PERTEMPURAN DANAU MARE DI TUMBANG SAMBA KALIMANTAN TENGAH (1945 - 1949)

Pengarang: 

FATHUL FUTUH TAMAM, S.S

Penerbit: 

BPSNT PONTIANAK

Tahun Terbit: 

2008

Daerah/Wilayah: 
Kalimantan Tengah
Rak: 

KTE - 904.7 (900-909)

ISSN/ISBN: 

978-602-8451-06-2

Jumlah Halaman: 
52

Aspek-aspek yang melatarbelakangi terjadinya pertempuran Danau Mare antara lain penindasan kaum penjajah, masa penduduk Jepang, kedatangan tentara Sekutu dan orang NICA. Pada masa revolusi fisik terjadi gelombang pertentangan politik serta rentetan pergolakan yang dilakukan oleh rakyat Kalimantan Tengah untuk menghadapi agresi militer Belanda. Pertempuran Danau Mare terjadi pada hari Sabtu, 24 Agustus 1949 siang hari berlangsung selama kurang lebih sekitar tiga jam.

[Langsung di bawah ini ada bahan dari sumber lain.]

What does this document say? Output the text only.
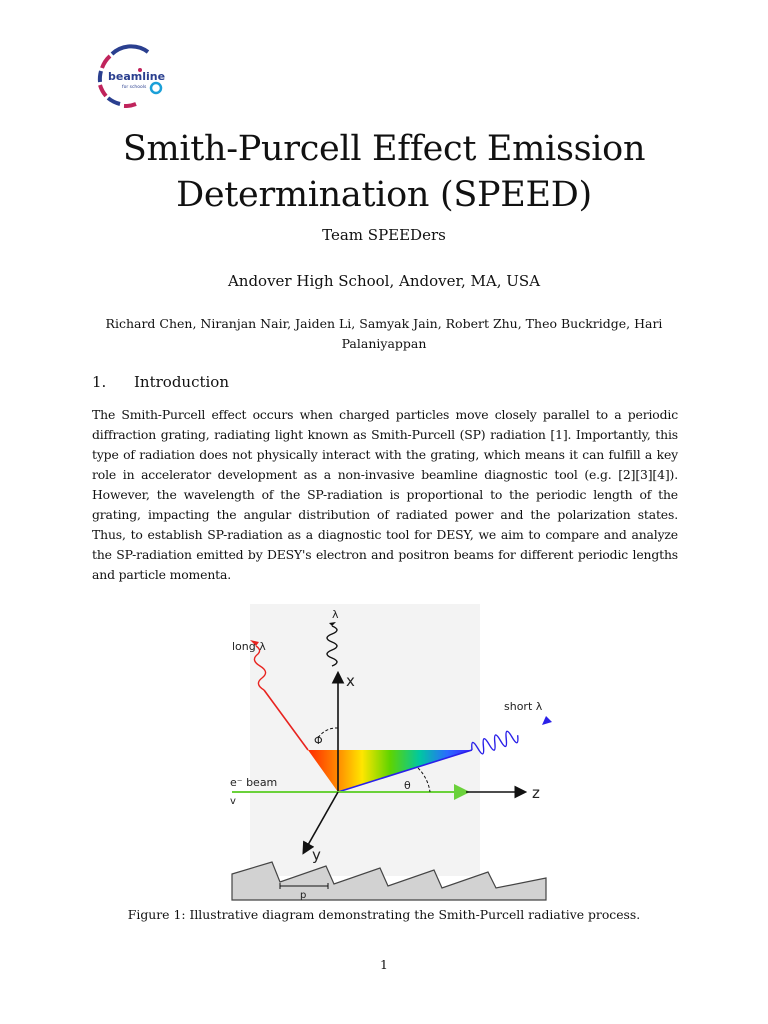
beamline
for schools
Smith-Purcell Effect Emission
Determination (SPEED)
Team SPEEDers
Andover High School, Andover, MA, USA
Richard Chen, Niranjan Nair, Jaiden Li, Samyak Jain, Robert Zhu, Theo Buckridge, Hari Palaniyappan
1. Introduction
The Smith-Purcell effect occurs when charged particles move closely parallel to a periodic diffraction grating, radiating light known as Smith-Purcell (SP) radiation [1]. Importantly, this type of radiation does not physically interact with the grating, which means it can fulfill a key role in accelerator development as a non-invasive beamline diagnostic tool (e.g. [2][3][4]). However, the wavelength of the SP-radiation is proportional to the periodic length of the grating, impacting the angular distribution of radiated power and the polarization states. Thus, to establish SP-radiation as a diagnostic tool for DESY, we aim to compare and analyze the SP-radiation emitted by DESY's electron and positron beams for different periodic lengths and particle momenta.
λ
long λ
short λ
x
y
z
Φ
θ
e⁻ beam
v
p
Figure 1: Illustrative diagram demonstrating the Smith-Purcell radiative process.
1
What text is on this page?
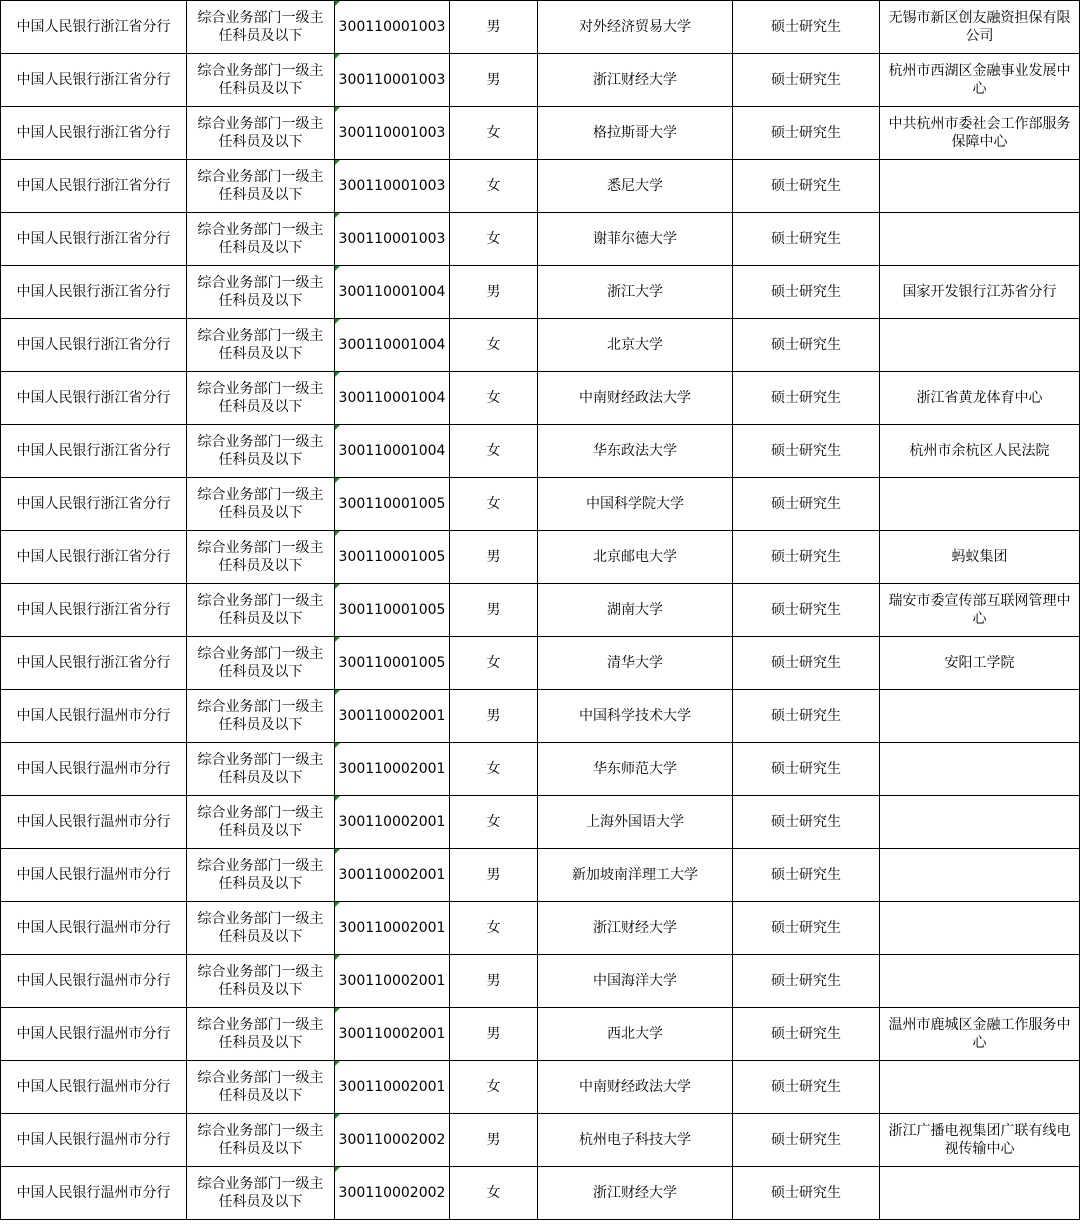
中国人民银行浙江省分行	综合业务部门一级主任科员及以下	300110001003	男	对外经济贸易大学	硕士研究生	无锡市新区创友融资担保有限公司
中国人民银行浙江省分行	综合业务部门一级主任科员及以下	300110001003	男	浙江财经大学	硕士研究生	杭州市西湖区金融事业发展中心
中国人民银行浙江省分行	综合业务部门一级主任科员及以下	300110001003	女	格拉斯哥大学	硕士研究生	中共杭州市委社会工作部服务保障中心
中国人民银行浙江省分行	综合业务部门一级主任科员及以下	300110001003	女	悉尼大学	硕士研究生	
中国人民银行浙江省分行	综合业务部门一级主任科员及以下	300110001003	女	谢菲尔德大学	硕士研究生	
中国人民银行浙江省分行	综合业务部门一级主任科员及以下	300110001004	男	浙江大学	硕士研究生	国家开发银行江苏省分行
中国人民银行浙江省分行	综合业务部门一级主任科员及以下	300110001004	女	北京大学	硕士研究生	
中国人民银行浙江省分行	综合业务部门一级主任科员及以下	300110001004	女	中南财经政法大学	硕士研究生	浙江省黄龙体育中心
中国人民银行浙江省分行	综合业务部门一级主任科员及以下	300110001004	女	华东政法大学	硕士研究生	杭州市余杭区人民法院
中国人民银行浙江省分行	综合业务部门一级主任科员及以下	300110001005	女	中国科学院大学	硕士研究生	
中国人民银行浙江省分行	综合业务部门一级主任科员及以下	300110001005	男	北京邮电大学	硕士研究生	蚂蚁集团
中国人民银行浙江省分行	综合业务部门一级主任科员及以下	300110001005	男	湖南大学	硕士研究生	瑞安市委宣传部互联网管理中心
中国人民银行浙江省分行	综合业务部门一级主任科员及以下	300110001005	女	清华大学	硕士研究生	安阳工学院
中国人民银行温州市分行	综合业务部门一级主任科员及以下	300110002001	男	中国科学技术大学	硕士研究生	
中国人民银行温州市分行	综合业务部门一级主任科员及以下	300110002001	女	华东师范大学	硕士研究生	
中国人民银行温州市分行	综合业务部门一级主任科员及以下	300110002001	女	上海外国语大学	硕士研究生	
中国人民银行温州市分行	综合业务部门一级主任科员及以下	300110002001	男	新加坡南洋理工大学	硕士研究生	
中国人民银行温州市分行	综合业务部门一级主任科员及以下	300110002001	女	浙江财经大学	硕士研究生	
中国人民银行温州市分行	综合业务部门一级主任科员及以下	300110002001	男	中国海洋大学	硕士研究生	
中国人民银行温州市分行	综合业务部门一级主任科员及以下	300110002001	男	西北大学	硕士研究生	温州市鹿城区金融工作服务中心
中国人民银行温州市分行	综合业务部门一级主任科员及以下	300110002001	女	中南财经政法大学	硕士研究生	
中国人民银行温州市分行	综合业务部门一级主任科员及以下	300110002002	男	杭州电子科技大学	硕士研究生	浙江广播电视集团广联有线电视传输中心
中国人民银行温州市分行	综合业务部门一级主任科员及以下	300110002002	女	浙江财经大学	硕士研究生	
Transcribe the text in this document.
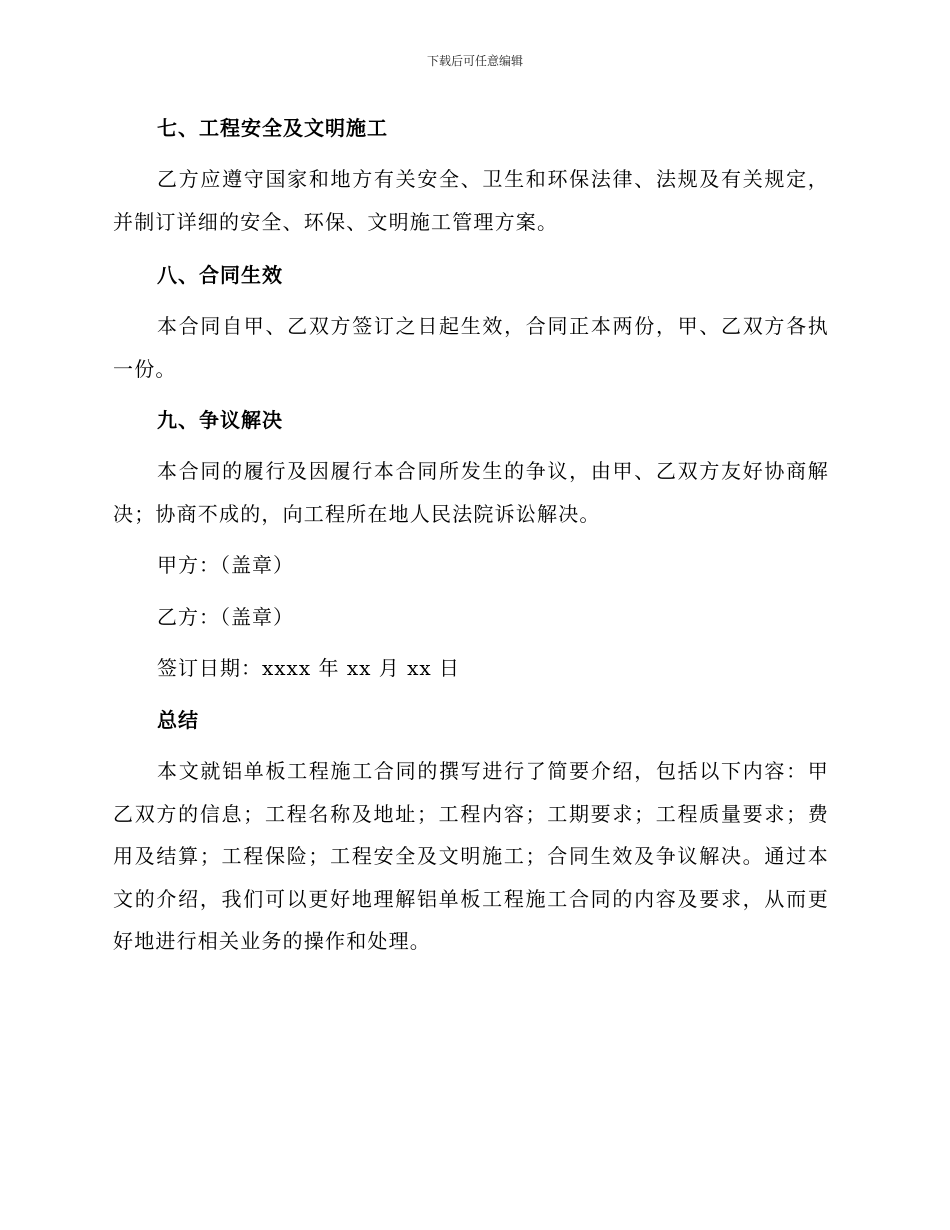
下载后可任意编辑
七、工程安全及文明施工
乙方应遵守国家和地方有关安全、卫生和环保法律、法规及有关规定，并制订详细的安全、环保、文明施工管理方案。
八、合同生效
本合同自甲、乙双方签订之日起生效，合同正本两份，甲、乙双方各执一份。
九、争议解决
本合同的履行及因履行本合同所发生的争议，由甲、乙双方友好协商解决；协商不成的，向工程所在地人民法院诉讼解决。
甲方：（盖章）
乙方：（盖章）
签订日期：xxxx 年 xx 月 xx 日
总结
本文就铝单板工程施工合同的撰写进行了简要介绍，包括以下内容：甲乙双方的信息；工程名称及地址；工程内容；工期要求；工程质量要求；费用及结算；工程保险；工程安全及文明施工；合同生效及争议解决。通过本文的介绍，我们可以更好地理解铝单板工程施工合同的内容及要求，从而更好地进行相关业务的操作和处理。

Pertempuran antara pasukan GRRI versus pasukan KNIL ini berakhir sapih (dalam bahasa setempat berarti imbang/seri). Rentetan pertempuran yang dilakukan oleh rakyat Kalimantan Tengah pada puncaknya diakhiri dengan terjadinya pertempuran yang terjadi di daerah Tumbang Samba yang menewaskan seorang pahlawan kesuma bangsa yang bernama Minon Dehen yang dikenal dengan pertempuran Danau Mare. Untuk menghargai jasa kepahlawanan beliau, maka pada tahun 1954 masyarakat Tumbang Samba yang terdiri dari desa Samba Bakumpai, Samba Danum, Samba Kahayan dan Samba Katung mengadakan upacara Tiwah yaitu suatu upacara yang bertujuan menyempurnakan jasad Minon Dehen dengan membangun sebuah Sandung (makam).